Latest round of court filings in Zuffa-New York lawsuit

August 24, 2014

Late last week Zuffa and the State of New York have filed its opposition to each party’s motions for summary judgment.  The responsive briefing is the continued litigation in the UFC’s quest to legalize professional MMA in the state.

As you may recall, both parties filed Motions for Summary Judgment.  New York filed a Motion for Summary Judgment in hopes of dismissing the remaining claim by Zuffa that the New York law that bans professional MMA is unconstitutionally vague.  Zuffa’s Motion for Summary Judgment would essentially strike down the law and preclude New York from its enforcement.

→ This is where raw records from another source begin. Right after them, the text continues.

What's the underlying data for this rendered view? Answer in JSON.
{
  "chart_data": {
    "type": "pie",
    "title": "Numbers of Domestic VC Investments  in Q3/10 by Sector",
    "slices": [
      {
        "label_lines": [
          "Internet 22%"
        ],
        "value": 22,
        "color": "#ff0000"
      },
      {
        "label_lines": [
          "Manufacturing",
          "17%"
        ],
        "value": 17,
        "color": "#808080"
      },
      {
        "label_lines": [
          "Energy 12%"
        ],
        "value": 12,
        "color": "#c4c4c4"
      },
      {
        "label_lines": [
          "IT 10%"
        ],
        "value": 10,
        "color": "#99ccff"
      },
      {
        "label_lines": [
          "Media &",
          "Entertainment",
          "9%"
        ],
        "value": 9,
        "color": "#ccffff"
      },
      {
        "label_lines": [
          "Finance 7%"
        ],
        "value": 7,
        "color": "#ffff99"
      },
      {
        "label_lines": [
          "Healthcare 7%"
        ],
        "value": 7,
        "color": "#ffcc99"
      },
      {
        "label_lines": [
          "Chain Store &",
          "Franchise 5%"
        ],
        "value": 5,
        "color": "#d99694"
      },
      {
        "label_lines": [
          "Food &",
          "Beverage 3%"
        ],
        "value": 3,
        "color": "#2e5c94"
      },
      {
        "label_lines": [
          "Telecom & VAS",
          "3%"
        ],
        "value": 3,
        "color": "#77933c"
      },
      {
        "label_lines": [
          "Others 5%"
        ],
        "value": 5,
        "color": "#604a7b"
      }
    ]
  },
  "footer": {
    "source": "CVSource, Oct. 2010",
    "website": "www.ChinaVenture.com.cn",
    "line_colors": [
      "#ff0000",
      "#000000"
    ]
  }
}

In its opposition to New York’s Motion for Summary Judgment it claims that it has standing to raise its challenge to the New York statute.  The argument is in direct rebuttal to New York’s assertion in its moving papers that Zuffa had no standing to bring the lawsuit in the first place since it could not claim injury.   Zuffa contends that it does have standing since it was the “object” of the state regulation.  Here, Zuffa argues that it was a direct object of the law as it is prohibiting professional MMA in the state.

In addition, it rebuts New York’s contention that there was no injury (and thus no standing).  The first was the claim that Zuffa had no plans to hold an event in New York and thus there was no injury.  The second contention was that Zuffa had no agreement with an Exempt Organization in the statute (which would allow for it to hold an event in the state). However, Zuffa argues that it “has taken all steps – short of violating the criminal law – to hold a professional MMA event in New York and it need not put itself in legal jeopardy to establish standing.”  In fact, in its brief, it indicates it has secured a date at Madison Square Garden for 2015.  It also cites that the UFC had discussions with the WKA (“World Kickboxing Association”), an Exempt Organization under the New York law, about working together to hold a UFC event.  Zuffa contends that there was a “meeting of the minds” about putting together professional matches in New York.

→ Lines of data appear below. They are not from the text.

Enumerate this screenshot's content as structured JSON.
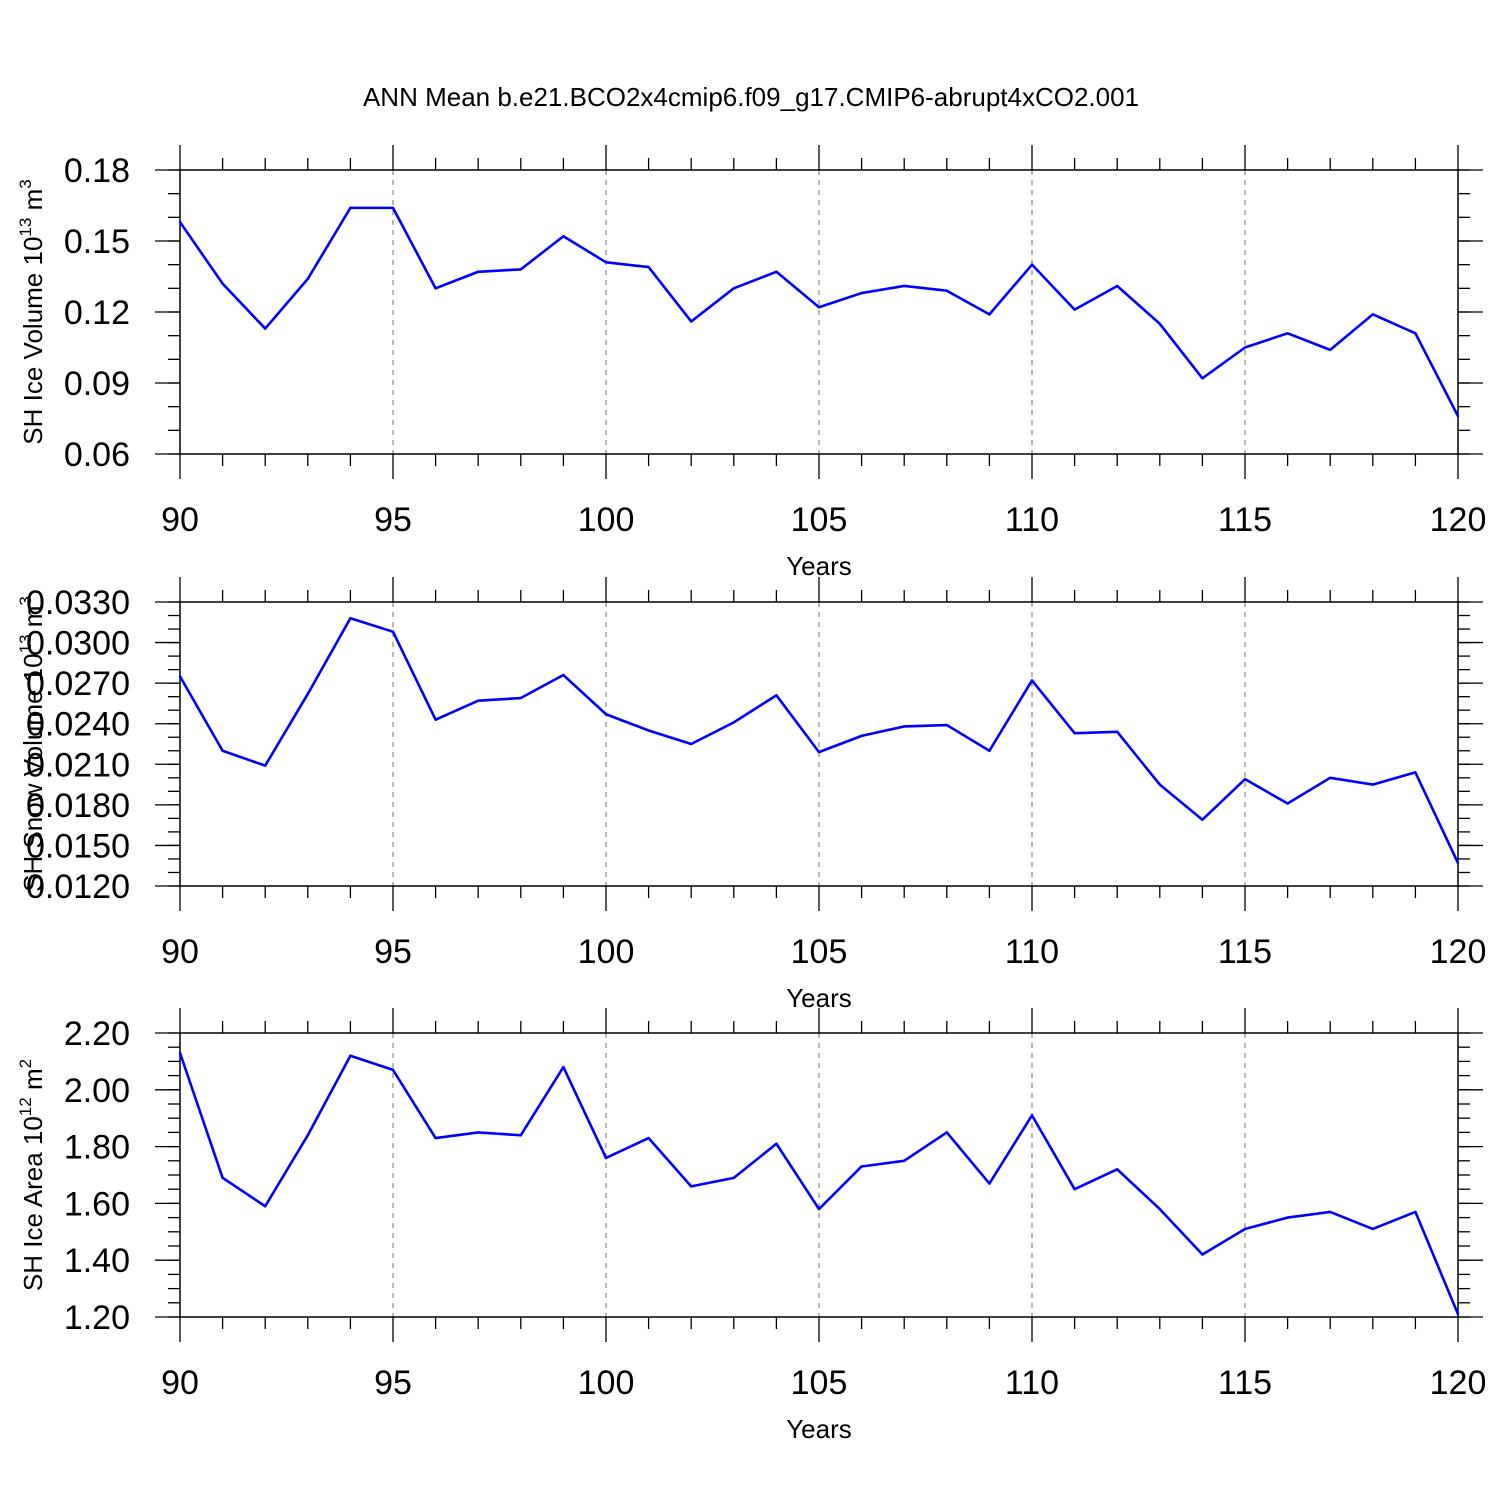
{
  "title": "ANN Mean b.e21.BCO2x4cmip6.f09_g17.CMIP6-abrupt4xCO2.001",
  "line_color": "#0000ff",
  "grid_color": "#888888",
  "chart_data": [
    {
      "type": "line",
      "ylabel_main": "SH Ice Volume 10",
      "ylabel_exp": "13",
      "ylabel_unit": " m",
      "ylabel_unit_exp": "3",
      "xlabel": "Years",
      "xlim": [
        90,
        120
      ],
      "ylim": [
        0.06,
        0.18
      ],
      "xticks": [
        "90",
        "95",
        "100",
        "105",
        "110",
        "115",
        "120"
      ],
      "yticks": [
        "0.06",
        "0.09",
        "0.12",
        "0.15",
        "0.18"
      ],
      "ytick_values": [
        0.06,
        0.09,
        0.12,
        0.15,
        0.18
      ],
      "y_minor_step": 0.01,
      "grid": "vertical dashed at major x ticks",
      "x": [
        90,
        91,
        92,
        93,
        94,
        95,
        96,
        97,
        98,
        99,
        100,
        101,
        102,
        103,
        104,
        105,
        106,
        107,
        108,
        109,
        110,
        111,
        112,
        113,
        114,
        115,
        116,
        117,
        118,
        119,
        120
      ],
      "values": [
        0.158,
        0.132,
        0.113,
        0.134,
        0.164,
        0.164,
        0.13,
        0.137,
        0.138,
        0.152,
        0.141,
        0.139,
        0.116,
        0.13,
        0.137,
        0.122,
        0.128,
        0.131,
        0.129,
        0.119,
        0.14,
        0.121,
        0.131,
        0.115,
        0.092,
        0.105,
        0.111,
        0.104,
        0.119,
        0.111,
        0.076
      ]
    },
    {
      "type": "line",
      "ylabel_main": "SH Snow Volume 10",
      "ylabel_exp": "13",
      "ylabel_unit": " m",
      "ylabel_unit_exp": "3",
      "xlabel": "Years",
      "xlim": [
        90,
        120
      ],
      "ylim": [
        0.012,
        0.033
      ],
      "xticks": [
        "90",
        "95",
        "100",
        "105",
        "110",
        "115",
        "120"
      ],
      "yticks": [
        "0.0120",
        "0.0150",
        "0.0180",
        "0.0210",
        "0.0240",
        "0.0270",
        "0.0300",
        "0.0330"
      ],
      "ytick_values": [
        0.012,
        0.015,
        0.018,
        0.021,
        0.024,
        0.027,
        0.03,
        0.033
      ],
      "y_minor_step": 0.001,
      "grid": "vertical dashed at major x ticks",
      "x": [
        90,
        91,
        92,
        93,
        94,
        95,
        96,
        97,
        98,
        99,
        100,
        101,
        102,
        103,
        104,
        105,
        106,
        107,
        108,
        109,
        110,
        111,
        112,
        113,
        114,
        115,
        116,
        117,
        118,
        119,
        120
      ],
      "values": [
        0.0275,
        0.022,
        0.0209,
        0.0262,
        0.0318,
        0.0308,
        0.0243,
        0.0257,
        0.0259,
        0.0276,
        0.0247,
        0.0235,
        0.0225,
        0.0241,
        0.0261,
        0.0219,
        0.0231,
        0.0238,
        0.0239,
        0.022,
        0.0272,
        0.0233,
        0.0234,
        0.0195,
        0.0169,
        0.0199,
        0.0181,
        0.02,
        0.0195,
        0.0204,
        0.0137
      ]
    },
    {
      "type": "line",
      "ylabel_main": "SH Ice Area 10",
      "ylabel_exp": "12",
      "ylabel_unit": " m",
      "ylabel_unit_exp": "2",
      "xlabel": "Years",
      "xlim": [
        90,
        120
      ],
      "ylim": [
        1.2,
        2.2
      ],
      "xticks": [
        "90",
        "95",
        "100",
        "105",
        "110",
        "115",
        "120"
      ],
      "yticks": [
        "1.20",
        "1.40",
        "1.60",
        "1.80",
        "2.00",
        "2.20"
      ],
      "ytick_values": [
        1.2,
        1.4,
        1.6,
        1.8,
        2.0,
        2.2
      ],
      "y_minor_step": 0.05,
      "grid": "vertical dashed at major x ticks",
      "x": [
        90,
        91,
        92,
        93,
        94,
        95,
        96,
        97,
        98,
        99,
        100,
        101,
        102,
        103,
        104,
        105,
        106,
        107,
        108,
        109,
        110,
        111,
        112,
        113,
        114,
        115,
        116,
        117,
        118,
        119,
        120
      ],
      "values": [
        2.13,
        1.69,
        1.59,
        1.84,
        2.12,
        2.07,
        1.83,
        1.85,
        1.84,
        2.08,
        1.76,
        1.83,
        1.66,
        1.69,
        1.81,
        1.58,
        1.73,
        1.75,
        1.85,
        1.67,
        1.91,
        1.65,
        1.72,
        1.58,
        1.42,
        1.51,
        1.55,
        1.57,
        1.51,
        1.57,
        1.21
      ]
    }
  ]
}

The opposition papers from Zuffa also argue that the statute in question is vague as to whether it is enforceable on Indian reservations in New York.  Specifically, Zuffa argues in its pleadings that “it is interested in promoting events on Indian reservations in New York – particularly if it is unable to do so elsewhere in the state.”

New York responds to this assertion about its enforcement of a state statute on an Indian reservation (which as many know, Indian reservations are governed by federal law).  New York argued that it has dominion over “offenses on Indian reservations within the State of New York to the same extent that it has over offenses commented elsewhere in the State.”

In addition, the papers also argue over the vagueness of the statute as it pertains to amateur MMA and the New York liquor statute which allows licenses at events.

Notably, New York is seeking to strike some of the evidence which Zuffa attached to its initial Motion for Summary Judgment stating that it is inadmissible for a variety of evidentiary reasons (e.g., lack of authentication, hearsay, irrelevance, opinion, etc.).  The court will have to determine New York’s motion to strike prior to determining how to rule on Zuffa’s motion.  Some of the evidence New York would like to have stricken from consideration is the issue with the differing interpretations of the law banning professional MMA in the state by multiple government officials.

AG Brief by JASONCRUZ206

Zuffa's Opposition.PDF by JASONCRUZ206

Payout Perspective:

The legal argument continues.  Zuffa appears to have the clearer arguments in the opposition briefing.  However, New York is seeking to strike the evidence which appears to be the most damaging – the multiple interpretations of enforcement of the law.  This would undercut the argument that the statute is unconstitutionally vague since a portion of the legal argument is that the multiple interpretations of the law by the same officials that are to enforce it is evidence that the law is vague.  If that evidence is wiped from the record, there’s less for the court to consider. We will see how each side responds to the opposition briefing.  MMA Payout will keep you posted.